Del Mar residents are looking to hush some of their loudest tourists — the trains. Trains are passing through the city more frequently with Amtrak, Coaster and freighters alike, and as more trains rumble through, the sound of horns blaring is increasing and getting louder, residents complain.
"It's getting to the point where it's no longer romantic," said 29-year resident Hershell Price. "It's absolutely terrible."
Residents with ringing ears asked that City Council pursue establishing a quiet zone in Del Mar or perhaps acquiring a waiver to allow a ban during evening hours or on trains headed in specific direction. A new committee made up of concerned citizens and council members will study the feasibility of railroad ruckus relief.
The issue has come before the council before, last in 2007, but the cost was too great. North County Transit District (NCTD) charges $1,075,000 to establish a quiet zone and while many areas in San Diego County have tried, no such zones have been granted.
The cost covers enhanced safety measures like signage and warning bells at crossings.
Mayor Crystal Crawford asked the residents present if they would be willing to "hit leather" to try and fund some improvements.
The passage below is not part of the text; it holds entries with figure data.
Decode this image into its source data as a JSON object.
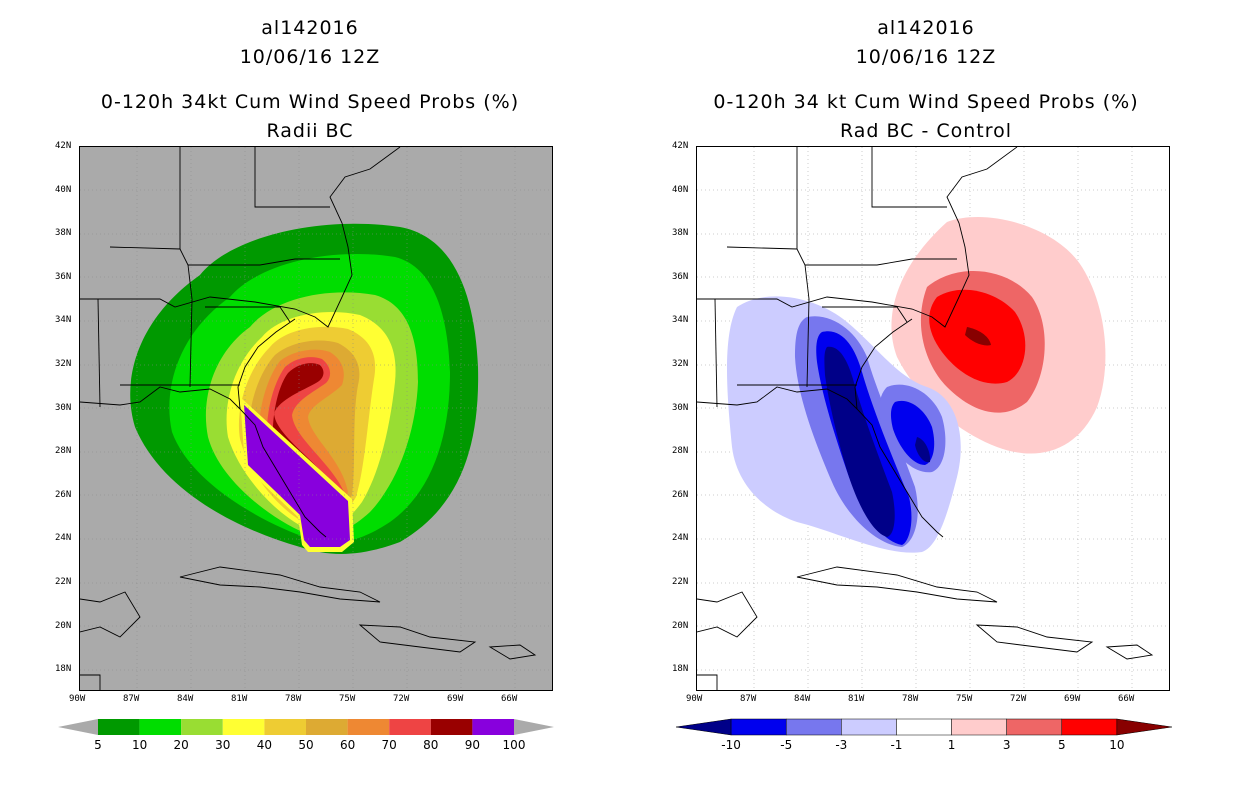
{
  "left": {
    "title_line1": "al142016",
    "title_line2": "10/06/16 12Z",
    "title_line3": "0-120h 34kt Cum Wind Speed Probs (%)",
    "title_line4": "Radii BC",
    "colorbar_labels": [
      "5",
      "10",
      "20",
      "30",
      "40",
      "50",
      "60",
      "70",
      "80",
      "90",
      "100"
    ],
    "colorbar_colors": [
      "#009900",
      "#00dd00",
      "#99dd33",
      "#ffff33",
      "#eecc33",
      "#ddaa33",
      "#ee8833",
      "#ee4444",
      "#990000",
      "#8800dd"
    ]
  },
  "right": {
    "title_line1": "al142016",
    "title_line2": "10/06/16 12Z",
    "title_line3": "0-120h 34 kt Cum Wind Speed Probs (%)",
    "title_line4": "Rad BC - Control",
    "colorbar_labels": [
      "-10",
      "-5",
      "-3",
      "-1",
      "1",
      "3",
      "5",
      "10"
    ],
    "colorbar_colors": [
      "#000088",
      "#0000ee",
      "#7777ee",
      "#ccccff",
      "#ffffff",
      "#ffcccc",
      "#ee6666",
      "#ff0000",
      "#880000"
    ]
  },
  "lat_labels": [
    "42N",
    "40N",
    "38N",
    "36N",
    "34N",
    "32N",
    "30N",
    "28N",
    "26N",
    "24N",
    "22N",
    "20N",
    "18N"
  ],
  "lon_labels": [
    "90W",
    "87W",
    "84W",
    "81W",
    "78W",
    "75W",
    "72W",
    "69W",
    "66W"
  ],
  "map_background_left": "#aaaaaa",
  "map_background_right": "#ffffff"
}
Several residents said they would.
In the past two years the noise has gotten worse, Price said, noting that about 55 trains pass through during the day and two to three freighters in the middle of the night.
The blasts vary between an engineer laying on the horn for a long extended blow or giving it numerous taps.
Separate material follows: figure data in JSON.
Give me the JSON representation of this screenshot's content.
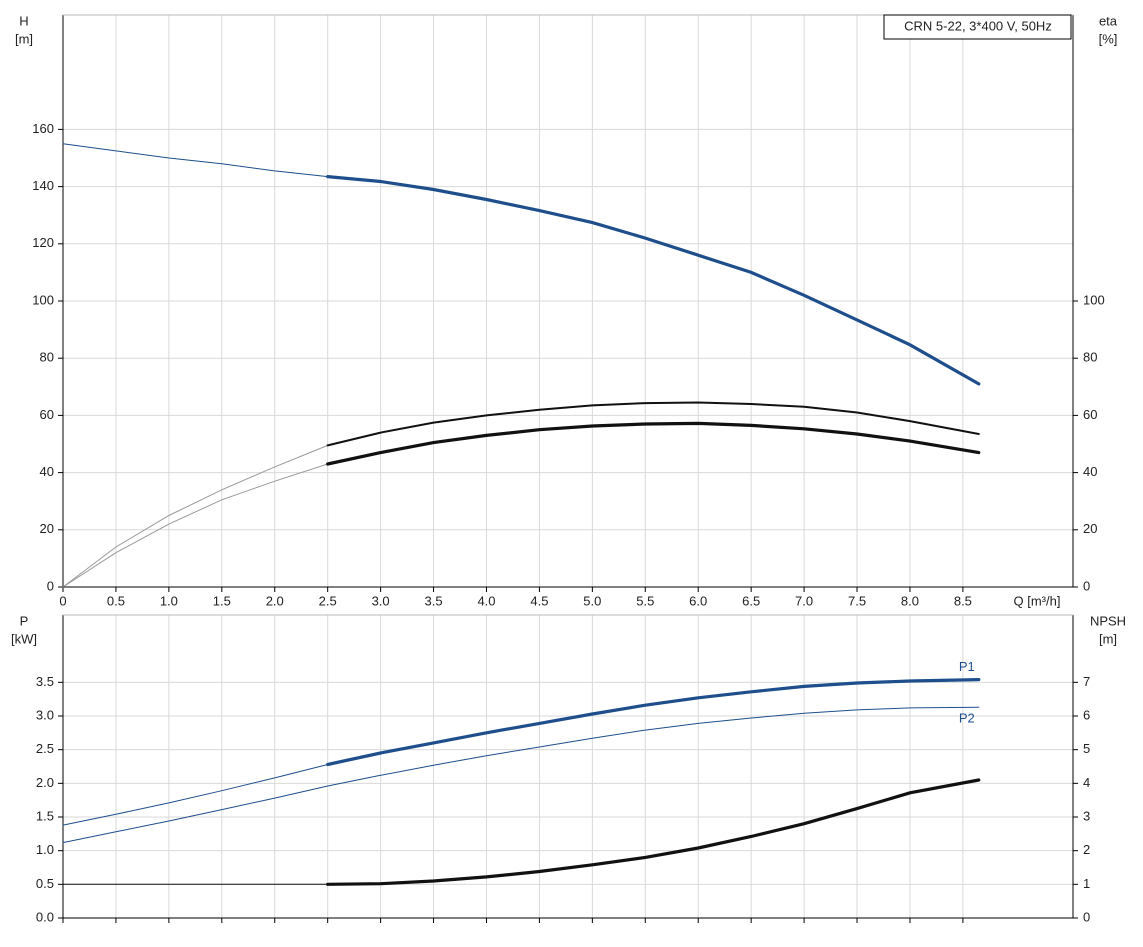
{
  "chart_data": [
    {
      "type": "line",
      "legend_box": "CRN 5-22, 3*400 V, 50Hz",
      "y_label": [
        "H",
        "[m]"
      ],
      "y2_label": [
        "eta",
        "[%]"
      ],
      "x_label": "Q [m³/h]",
      "xlim": [
        0,
        9.54
      ],
      "ylim": [
        0,
        200
      ],
      "y2lim": [
        0,
        200
      ],
      "grid": true,
      "xticks": [
        0,
        0.5,
        {
          "value": 1,
          "label": "1.0"
        },
        1.5,
        {
          "value": 2,
          "label": "2.0"
        },
        2.5,
        {
          "value": 3,
          "label": "3.0"
        },
        3.5,
        {
          "value": 4,
          "label": "4.0"
        },
        4.5,
        {
          "value": 5,
          "label": "5.0"
        },
        5.5,
        {
          "value": 6,
          "label": "6.0"
        },
        6.5,
        {
          "value": 7,
          "label": "7.0"
        },
        7.5,
        {
          "value": 8,
          "label": "8.0"
        },
        8.5
      ],
      "yticks": [
        0,
        20,
        40,
        60,
        80,
        100,
        120,
        140,
        160
      ],
      "y2ticks": [
        0,
        20,
        40,
        60,
        80,
        100
      ],
      "series": [
        {
          "color": "#1f4e8c",
          "style": "thin",
          "x": [
            0,
            0.5,
            1,
            1.5,
            2,
            2.5
          ],
          "values": [
            155,
            152.5,
            150,
            148,
            145.5,
            143.5
          ]
        },
        {
          "color": "#1f4e8c",
          "style": "thick",
          "x": [
            2.5,
            3,
            3.5,
            4,
            4.5,
            5,
            5.5,
            6,
            6.5,
            7,
            7.5,
            8,
            8.65
          ],
          "values": [
            143.5,
            141.8,
            139,
            135.5,
            131.6,
            127.4,
            122,
            116,
            110,
            102,
            93.4,
            84.7,
            71
          ]
        },
        {
          "color": "#999999",
          "style": "thin",
          "axis": "y2",
          "x": [
            0,
            0.5,
            1,
            1.5,
            2,
            2.5
          ],
          "values": [
            0,
            14,
            25,
            34,
            42,
            49.5
          ]
        },
        {
          "color": "#111111",
          "style": "medium",
          "axis": "y2",
          "x": [
            2.5,
            3,
            3.5,
            4,
            4.5,
            5,
            5.5,
            6,
            6.5,
            7,
            7.5,
            8,
            8.65
          ],
          "values": [
            49.5,
            54,
            57.5,
            60,
            62,
            63.5,
            64.3,
            64.5,
            64,
            63,
            61,
            58,
            53.5
          ]
        },
        {
          "color": "#999999",
          "style": "thin",
          "axis": "y2",
          "x": [
            0,
            0.5,
            1,
            1.5,
            2,
            2.5
          ],
          "values": [
            0,
            12,
            22,
            30.5,
            37,
            43
          ]
        },
        {
          "color": "#111111",
          "style": "thick",
          "axis": "y2",
          "x": [
            2.5,
            3,
            3.5,
            4,
            4.5,
            5,
            5.5,
            6,
            6.5,
            7,
            7.5,
            8,
            8.65
          ],
          "values": [
            43,
            47,
            50.5,
            53,
            55,
            56.3,
            57,
            57.2,
            56.5,
            55.3,
            53.5,
            51,
            47
          ]
        }
      ]
    },
    {
      "type": "line",
      "y_label": [
        "P",
        "[kW]"
      ],
      "y2_label": [
        "NPSH",
        "[m]"
      ],
      "xlim": [
        0,
        9.54
      ],
      "ylim": [
        0,
        4.5
      ],
      "y2lim": [
        0,
        9
      ],
      "grid": true,
      "xticks": [
        0,
        0.5,
        1,
        1.5,
        2,
        2.5,
        3,
        3.5,
        4,
        4.5,
        5,
        5.5,
        6,
        6.5,
        7,
        7.5,
        8,
        8.5
      ],
      "yticks": [
        {
          "value": 0,
          "label": "0.0"
        },
        0.5,
        {
          "value": 1,
          "label": "1.0"
        },
        1.5,
        {
          "value": 2,
          "label": "2.0"
        },
        2.5,
        {
          "value": 3,
          "label": "3.0"
        },
        3.5
      ],
      "y2ticks": [
        0,
        1,
        2,
        3,
        4,
        5,
        6,
        7
      ],
      "series": [
        {
          "color": "#1f4e8c",
          "style": "thin",
          "x": [
            0,
            0.5,
            1,
            1.5,
            2,
            2.5
          ],
          "values": [
            1.38,
            1.54,
            1.71,
            1.89,
            2.08,
            2.28
          ]
        },
        {
          "name": "P1",
          "color": "#1f4e8c",
          "style": "thick",
          "x": [
            2.5,
            3,
            3.5,
            4,
            4.5,
            5,
            5.5,
            6,
            6.5,
            7,
            7.5,
            8,
            8.65
          ],
          "values": [
            2.28,
            2.45,
            2.6,
            2.75,
            2.89,
            3.03,
            3.16,
            3.27,
            3.36,
            3.44,
            3.49,
            3.52,
            3.54
          ]
        },
        {
          "name": "P2",
          "color": "#1f4e8c",
          "style": "thin",
          "x": [
            0,
            0.5,
            1,
            1.5,
            2,
            2.5,
            3,
            3.5,
            4,
            4.5,
            5,
            5.5,
            6,
            6.5,
            7,
            7.5,
            8,
            8.65
          ],
          "values": [
            1.12,
            1.28,
            1.44,
            1.61,
            1.78,
            1.96,
            2.12,
            2.27,
            2.41,
            2.54,
            2.67,
            2.79,
            2.89,
            2.97,
            3.04,
            3.09,
            3.12,
            3.13
          ]
        },
        {
          "color": "#111111",
          "style": "thin",
          "axis": "y2",
          "x": [
            0,
            1,
            2,
            2.5
          ],
          "values": [
            1,
            1,
            1,
            1
          ]
        },
        {
          "color": "#111111",
          "style": "thick",
          "axis": "y2",
          "x": [
            2.5,
            3,
            3.5,
            4,
            4.5,
            5,
            5.5,
            6,
            6.5,
            7,
            7.5,
            8,
            8.65
          ],
          "values": [
            1,
            1.02,
            1.1,
            1.22,
            1.38,
            1.58,
            1.8,
            2.08,
            2.42,
            2.8,
            3.25,
            3.72,
            4.1
          ]
        }
      ]
    }
  ]
}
Larry Richards, who for 11 years has lived "a football-field length" away from the tracks said the noise has gotten so bad "it just makes you want jump right out of your skin."
Another resident, Mark Whitehead, said the horns have gotten erratic and seem to be loud for no reason.
Council member Mark Fillanc said the issue of imposing a quiet zone is complicated by the fact that the horns are needed for safety. There is only one track crossing in Del Mar and without stopping trespassing, people crossing to surf or get to the beach, there will always be the need for horns.
Resident Lee Stein agrees that safety always wins but said it doesn't make sense that the sound needs to echo through in a 360-degree radius when it is meant to warn just people near the intersection.
Stein will be part of the community group and hopes to get more empirical data about how much of a nuisance the noise truly is and what the conductor is actually seeing to prompt such blasts.
About 20 residents met on Sept. 22 with representatives from City Council and NCTD. The transit district told the city they would ask engineers to sound their horns as little as possible when going through Del Mar because it is causing such a disturbance.